Using ESM-2 Protein Language Models to Discover Longevity Biomarkers
How AI learned to read the language of centenarian proteins
Introduction
What if AI could tell us why some people live past 100? Not through analyzing medical records or lifestyle data, but by reading the molecular signatures written in their proteins?
We recently completed a project that applies ESM-2—a transformer-based protein language model—to analyze proteomics data from centenarians. The results demonstrate something remarkable: an AI model trained only on protein sequences can automatically identify functional relationships that align with known biology of aging.
This is a proof-of-concept for AI-driven target discovery in longevity research.
The Challenge
The New England Centenarian Study measured 3977 proteins across centenarians and younger individuals. That's 3977 data points, each representing a protein with complex functions and interactions.
Traditional analysis identifies which proteins differ between groups. But that's just the beginning. The real questions are:
- Which proteins work together?
- What pathways do they represent?
- Can we discover novel longevity mechanisms?
This is where protein language models come in.
What is ESM-2?
ESM-2 (Evolutionary Scale Modeling 2) is a transformer model—the same architecture that powers ChatGPT—but trained on 65 million protein sequences instead of text.
The key insight: just as "king" and "queen" cluster together in word embeddings, functionally related proteins cluster together in sequence space.
ESM-2 generates 1,280-dimensional embeddings for each protein. These embeddings capture:
- Evolutionary relationships
- Structural similarities
- Functional associations
All from sequence alone. No labels. No explicit training on protein function.
Methods: From Sequences to Insights
Step 1: Data Acquisition
- Downloaded NECS proteomics data (PMC11030369)
- Fetched 3977 protein sequences from UniProt
- Identified 245 proteins higher in centenarians
Step 2: Embedding Generation
# Load ESM-2 model (650M parameters)
model, alphabet = esm.pretrained.esm2_t33_650M_UR50D()

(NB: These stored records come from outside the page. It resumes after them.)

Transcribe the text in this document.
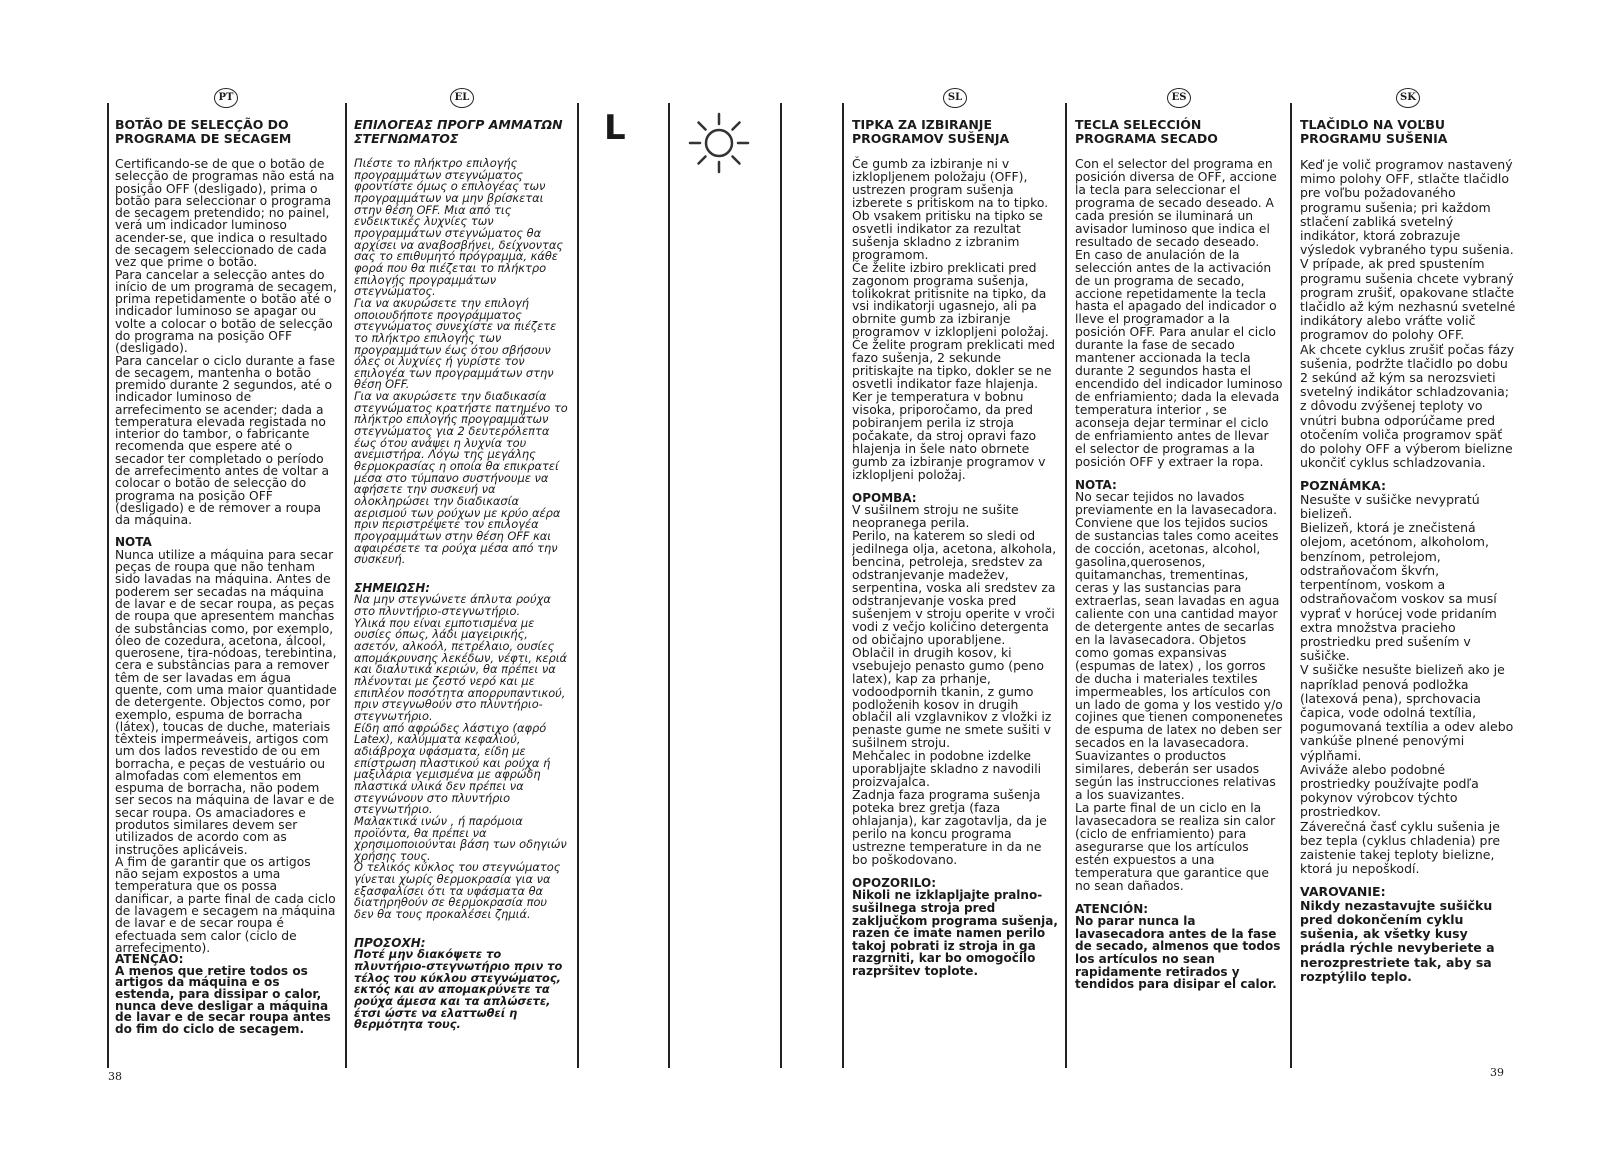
PT

BOTÃO DE SELECÇÃO DO PROGRAMA DE SECAGEM

Certificando-se de que o botão de selecção de programas não está na posição OFF (desligado), prima o botão para seleccionar o programa de secagem pretendido; no painel, verá um indicador luminoso acender-se, que indica o resultado de secagem seleccionado de cada vez que prime o botão.
Para cancelar a selecção antes do início de um programa de secagem, prima repetidamente o botão até o indicador luminoso se apagar ou volte a colocar o botão de selecção do programa na posição OFF (desligado).
Para cancelar o ciclo durante a fase de secagem, mantenha o botão premido durante 2 segundos, até o indicador luminoso de arrefecimento se acender; dada a temperatura elevada registada no interior do tambor, o fabricante recomenda que espere até o secador ter completado o período de arrefecimento antes de voltar a colocar o botão de selecção do programa na posição OFF (desligado) e de remover a roupa da máquina.

NOTA

Nunca utilize a máquina para secar peças de roupa que não tenham sido lavadas na máquina. Antes de poderem ser secadas na máquina de lavar e de secar roupa, as peças de roupa que apresentem manchas de substâncias como, por exemplo, óleo de cozedura, acetona, álcool, querosene, tira-nódoas, terebintina, cera e substâncias para a remover têm de ser lavadas em água quente, com uma maior quantidade de detergente. Objectos como, por exemplo, espuma de borracha (látex), toucas de duche, materiais têxteis impermeáveis, artigos com um dos lados revestido de ou em borracha, e peças de vestuário ou almofadas com elementos em espuma de borracha, não podem ser secos na máquina de lavar e de secar roupa. Os amaciadores e produtos similares devem ser utilizados de acordo com as instruções aplicáveis.
A fim de garantir que os artigos não sejam expostos a uma temperatura que os possa danificar, a parte final de cada ciclo de lavagem e secagem na máquina de lavar e de secar roupa é efectuada sem calor (ciclo de arrefecimento).

ATENÇÃO:

A menos que retire todos os artigos da máquina e os estenda, para dissipar o calor, nunca deve desligar a máquina de lavar e de secar roupa antes do fim do ciclo de secagem.

EL

ΕΠΙΛΟΓΕΑΣ ΠΡΟΓΡ ΑΜΜΑΤΩΝ ΣΤΕΓΝΩΜΑΤΟΣ

Πιέστε το πλήκτρο επιλογής προγραμμάτων στεγνώματος φροντίστε όμως ο επιλογέας των προγραμμάτων να μην βρίσκεται στην θέση OFF. Μια από τις ενδεικτικές λυχνίες των προγραμμάτων στεγνώματος θα αρχίσει να αναβοσβήνει, δείχνοντας σας το επιθυμητό πρόγραμμα, κάθε φορά που θα πιέζεται το πλήκτρο επιλογής προγραμμάτων στεγνώματος.
Για να ακυρώσετε την επιλογή οποιουδήποτε προγράμματος στεγνώματος συνεχίστε να πιέζετε το πλήκτρο επιλογής των προγραμμάτων έως ότου σβήσουν όλες οι λυχνίες ή γυρίστε τον επιλογέα των προγραμμάτων στην θέση OFF.
Για να ακυρώσετε την διαδικασία στεγνώματος κρατήστε πατημένο το πλήκτρο επιλογής προγραμμάτων στεγνώματος για 2 δευτερόλεπτα έως ότου ανάψει η λυχνία του ανεμιστήρα. Λόγω της μεγάλης θερμοκρασίας η οποία θα επικρατεί μέσα στο τύμπανο συστήνουμε να αφήσετε την συσκευή να ολοκληρώσει την διαδικασία αερισμού των ρούχων με κρύο αέρα πριν περιστρέψετε τον επιλογέα προγραμμάτων στην θέση OFF και αφαιρέσετε τα ρούχα μέσα από την συσκευή.

ΣΗΜΕΙΩΣΗ:

Να μην στεγνώνετε άπλυτα ρούχα στο πλυντήριο-στεγνωτήριο.
Υλικά που είναι εμποτισμένα με ουσίες όπως, λάδι μαγειρικής, ασετόν, αλκοόλ, πετρέλαιο, ουσίες απομάκρυνσης λεκέδων, νέφτι, κεριά και διαλυτικά κεριών, θα πρέπει να πλένονται με ζεστό νερό και με επιπλέον ποσότητα απορρυπαντικού, πριν στεγνωθούν στο πλυντήριο-στεγνωτήριο.
Είδη από αφρώδες λάστιχο (αφρό Latex), καλύμματα κεφαλιού, αδιάβροχα υφάσματα, είδη με επίστρωση πλαστικού και ρούχα ή μαξιλάρια γεμισμένα με αφρώδη πλαστικά υλικά δεν πρέπει να στεγνώνουν στο πλυντήριο στεγνωτήριο.
Μαλακτικά ινών , ή παρόμοια προϊόντα, θα πρέπει να χρησιμοποιούνται βάση των οδηγιών χρήσης τους.
Ο τελικός κύκλος του στεγνώματος γίνεται χωρίς θερμοκρασία για να εξασφαλίσει ότι τα υφάσματα θα διατηρηθούν σε θερμοκρασία που δεν θα τους προκαλέσει ζημιά.

ΠΡΟΣΟΧΗ:

Ποτέ μην διακόψετε το πλυντήριο-στεγνωτήριο πριν το τέλος του κύκλου στεγνώματος, εκτός και αν απομακρύνετε τα ρούχα άμεσα και τα απλώσετε, έτσι ώστε να ελαττωθεί η θερμότητα τους.

L
SL

TIPKA ZA IZBIRANJE PROGRAMOV SUŠENJA

Če gumb za izbiranje ni v izklopljenem položaju (OFF), ustrezen program sušenja izberete s pritiskom na to tipko. Ob vsakem pritisku na tipko se osvetli indikator za rezultat sušenja skladno z izbranim programom.
Če želite izbiro preklicati pred zagonom programa sušenja, tolikokrat pritisnite na tipko, da vsi indikatorji ugasnejo, ali pa obrnite gumb za izbiranje programov v izklopljeni položaj.
Če želite program preklicati med fazo sušenja, 2 sekunde pritiskajte na tipko, dokler se ne osvetli indikator faze hlajenja. Ker je temperatura v bobnu visoka, priporočamo, da pred pobiranjem perila iz stroja počakate, da stroj opravi fazo hlajenja in šele nato obrnete gumb za izbiranje programov v izklopljeni položaj.

OPOMBA:

V sušilnem stroju ne sušite neopranega perila.
Perilo, na katerem so sledi od jedilnega olja, acetona, alkohola, bencina, petroleja, sredstev za odstranjevanje madežev, serpentina, voska ali sredstev za odstranjevanje voska pred sušenjem v stroju operite v vroči vodi z večjo količino detergenta od običajno uporabljene.
Oblačil in drugih kosov, ki vsebujejo penasto gumo (peno latex), kap za prhanje, vodoodpornih tkanin, z gumo podloženih kosov in drugih oblačil ali vzglavnikov z vložki iz penaste gume ne smete sušiti v sušilnem stroju.
Mehčalec in podobne izdelke uporabljajte skladno z navodili proizvajalca.
Zadnja faza programa sušenja poteka brez gretja (faza ohlajanja), kar zagotavlja, da je perilo na koncu programa ustrezne temperature in da ne bo poškodovano.

OPOZORILO:

Nikoli ne izklapljajte pralno-sušilnega stroja pred zaključkom programa sušenja, razen če imate namen perilo takoj pobrati iz stroja in ga razgrniti, kar bo omogočilo razpršitev toplote.

ES

TECLA SELECCIÓN PROGRAMA SECADO

Con el selector del programa en posición diversa de OFF, accione la tecla para seleccionar el programa de secado deseado. A cada presión se iluminará un avisador luminoso que indica el resultado de secado deseado.
En caso de anulación de la selección antes de la activación de un programa de secado, accione repetidamente la tecla hasta el apagado del indicador o lleve el programador a la posición OFF. Para anular el ciclo durante la fase de secado mantener accionada la tecla durante 2 segundos hasta el encendido del indicador luminoso de enfriamiento; dada la elevada temperatura interior , se aconseja dejar terminar el ciclo de enfriamiento antes de llevar el selector de programas a la posición OFF y extraer la ropa.

NOTA:

No secar tejidos no lavados previamente en la lavasecadora.
Conviene que los tejidos sucios de sustancias tales como aceites de cocción, acetonas, alcohol, gasolina,querosenos, quitamanchas, trementinas, ceras y las sustancias para extraerlas, sean lavadas en agua caliente con una cantidad mayor de detergente antes de secarlas en la lavasecadora. Objetos como gomas expansivas (espumas de latex) , los gorros de ducha i materiales textiles impermeables, los artículos con un lado de goma y los vestido y/o cojines que tienen componenetes de espuma de latex no deben ser secados en la lavasecadora. Suavizantes o productos similares, deberán ser usados según las instrucciones relativas a los suavizantes.
La parte final de un ciclo en la lavasecadora se realiza sin calor (ciclo de enfriamiento) para asegurarse que los artículos estén expuestos a una temperatura que garantice que no sean dañados.

ATENCIÓN:

No parar nunca la lavasecadora antes de la fase de secado, almenos que todos los artículos no sean rapidamente retirados y tendidos para disipar el calor.

SK

TLAČIDLO NA VOĽBU PROGRAMU SUŠENIA

Keď je volič programov nastavený mimo polohy OFF, stlačte tlačidlo pre voľbu požadovaného programu sušenia; pri každom stlačení zabliká svetelný indikátor, ktorá zobrazuje výsledok vybraného typu sušenia.
V prípade, ak pred spustením programu sušenia chcete vybraný program zrušiť, opakovane stlačte tlačidlo až kým nezhasnú svetelné indikátory alebo vráťte volič programov do polohy OFF.
Ak chcete cyklus zrušiť počas fázy sušenia, podržte tlačidlo po dobu 2 sekúnd až kým sa nerozsvieti svetelný indikátor schladzovania; z dôvodu zvýšenej teploty vo vnútri bubna odporúčame pred otočením voliča programov späť do polohy OFF a výberom bielizne ukončiť cyklus schladzovania.

POZNÁMKA:

Nesušte v sušičke nevypratú bielizeň.
Bielizeň, ktorá je znečistená olejom, acetónom, alkoholom, benzínom, petrolejom, odstraňovačom škvŕn, terpentínom, voskom a odstraňovačom voskov sa musí vyprať v horúcej vode pridaním extra množstva pracieho prostriedku pred sušením v sušičke.
V sušičke nesušte bielizeň ako je napríklad penová podložka (latexová pena), sprchovacia čapica, vode odolná textília, pogumovaná textília a odev alebo vankúše plnené penovými výplňami.
Aviváže alebo podobné prostriedky používajte podľa pokynov výrobcov týchto prostriedkov.
Záverečná časť cyklu sušenia je bez tepla (cyklus chladenia) pre zaistenie takej teploty bielizne, ktorá ju nepoškodí.

VAROVANIE:

Nikdy nezastavujte sušičku pred dokončením cyklu sušenia, ak všetky kusy prádla rýchle nevyberiete a nerozprestriete tak, aby sa rozptýlilo teplo.

38	39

# Generate 1,280-dimensional embedding for each protein
with torch.no_grad():
results = model(batch_tokens, repr_layers=[33])
embeddings = results["representations"][33].mean(1)

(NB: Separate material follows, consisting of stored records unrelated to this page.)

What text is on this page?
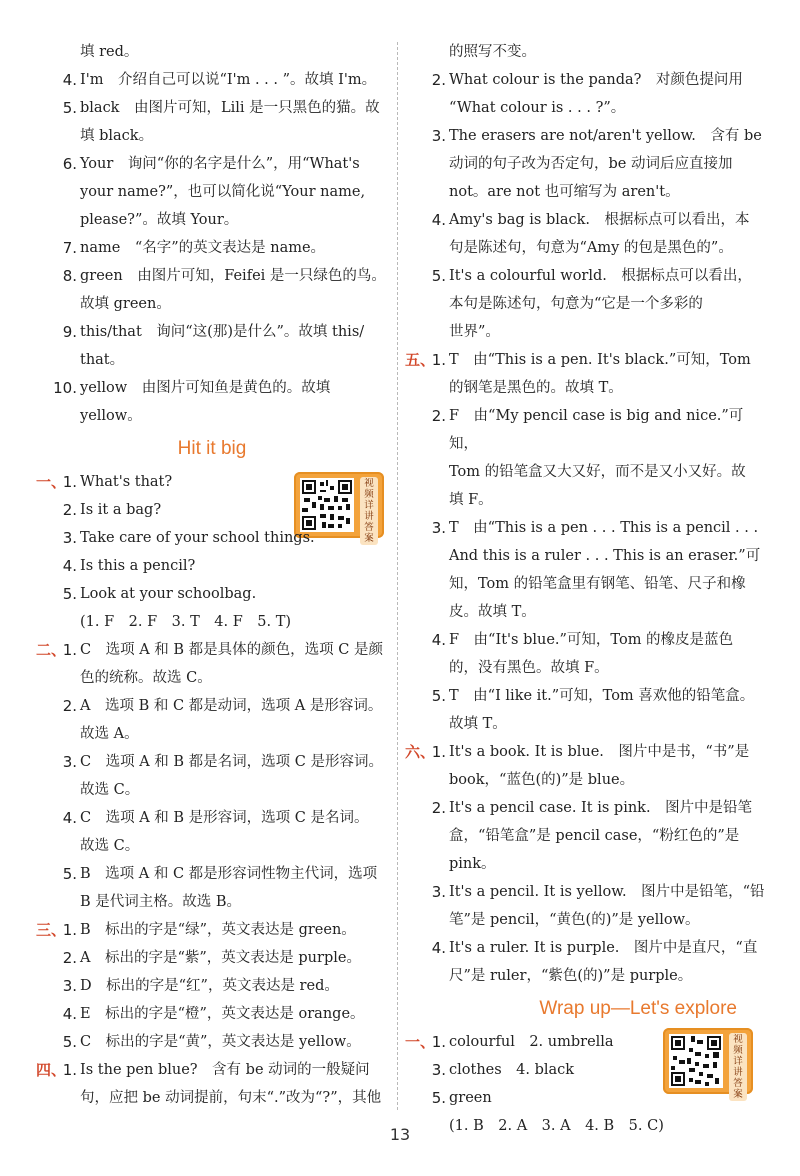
填 red。
4. I'm　介绍自己可以说“I'm . . . ”。故填 I'm。
5. black　由图片可知，Lili 是一只黑色的猫。故
填 black。
6. Your　询问“你的名字是什么”，用“What's
your name?”，也可以简化说“Your name,
please?”。故填 Your。
7. name　“名字”的英文表达是 name。
8. green　由图片可知，Feifei 是一只绿色的鸟。
故填 green。
9. this/that　询问“这(那)是什么”。故填 this/
that。
10. yellow　由图片可知鱼是黄色的。故填
yellow。
Hit it big
视频详讲答案
一、
1. What's that?
2. Is it a bag?
3. Take care of your school things.
4. Is this a pencil?
5. Look at your schoolbag.
(1. F　2. F　3. T　4. F　5. T)
二、
1. C　选项 A 和 B 都是具体的颜色，选项 C 是颜
色的统称。故选 C。
2. A　选项 B 和 C 都是动词，选项 A 是形容词。
故选 A。
3. C　选项 A 和 B 都是名词，选项 C 是形容词。
故选 C。
4. C　选项 A 和 B 是形容词，选项 C 是名词。
故选 C。
5. B　选项 A 和 C 都是形容词性物主代词，选项
B 是代词主格。故选 B。
三、
1. B　标出的字是“绿”，英文表达是 green。
2. A　标出的字是“紫”，英文表达是 purple。
3. D　标出的字是“红”，英文表达是 red。
4. E　标出的字是“橙”，英文表达是 orange。
5. C　标出的字是“黄”，英文表达是 yellow。
四、
1. Is the pen blue?　含有 be 动词的一般疑问
句，应把 be 动词提前，句末“.”改为“?”，其他
的照写不变。
2. What colour is the panda?　对颜色提问用
“What colour is . . . ?”。
3. The erasers are not/aren't yellow.　含有 be
动词的句子改为否定句，be 动词后应直接加
not。are not 也可缩写为 aren't。
4. Amy's bag is black.　根据标点可以看出，本
句是陈述句，句意为“Amy 的包是黑色的”。
5. It's a colourful world.　根据标点可以看出，
本句是陈述句，句意为“它是一个多彩的
世界”。
五、
1. T　由“This is a pen. It's black.”可知，Tom
的钢笔是黑色的。故填 T。
2. F　由“My pencil case is big and nice.”可知，
Tom 的铅笔盒又大又好，而不是又小又好。故
填 F。
3. T　由“This is a pen . . . This is a pencil . . .
And this is a ruler . . . This is an eraser.”可
知，Tom 的铅笔盒里有钢笔、铅笔、尺子和橡
皮。故填 T。
4. F　由“It's blue.”可知，Tom 的橡皮是蓝色
的，没有黑色。故填 F。
5. T　由“I like it.”可知，Tom 喜欢他的铅笔盒。
故填 T。
六、
1. It's a book. It is blue.　图片中是书，“书”是
book，“蓝色(的)”是 blue。
2. It's a pencil case. It is pink.　图片中是铅笔
盒，“铅笔盒”是 pencil case，“粉红色的”是
pink。
3. It's a pencil. It is yellow.　图片中是铅笔，“铅
笔”是 pencil，“黄色(的)”是 yellow。
4. It's a ruler. It is purple.　图片中是直尺，“直
尺”是 ruler，“紫色(的)”是 purple。
Wrap up—Let's explore
视频详讲答案
一、
1. colourful　2. umbrella
3. clothes　4. black
5. green
(1. B　2. A　3. A　4. B　5. C)
13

Step 3: Clustering & Visualization
- PCA for dimensionality reduction (1,280 → 50 dimensions)
- t-SNE for 2D visualization
- K-means clustering (optimal k = 4)
Step 4: Pathway Enrichment
- Tested enrichment of known longevity pathways
- Statistical validation via Fisher's exact test
- FDR correction for multiple testing
Key Findings
1. Protein Clusters Mirror Biology

The unsupervised clustering identified 4 distinct functional groups. Cluster 0 showed the strongest centenarian enrichment (8.1% of proteins).
This wasn't random. The clusters aligned with known biological pathways.
2. Pathway Validation

Top enriched pathways:
- Blood protein levels
- Cytokine-cytokine receptor interaction
- Blood protein levels
IGF Signaling: IGFBP2, IGFBP3, and IGFBP5 clustered together automatically—all known regulators of insulin-like growth factor signaling, a hallmark pathway of longevity.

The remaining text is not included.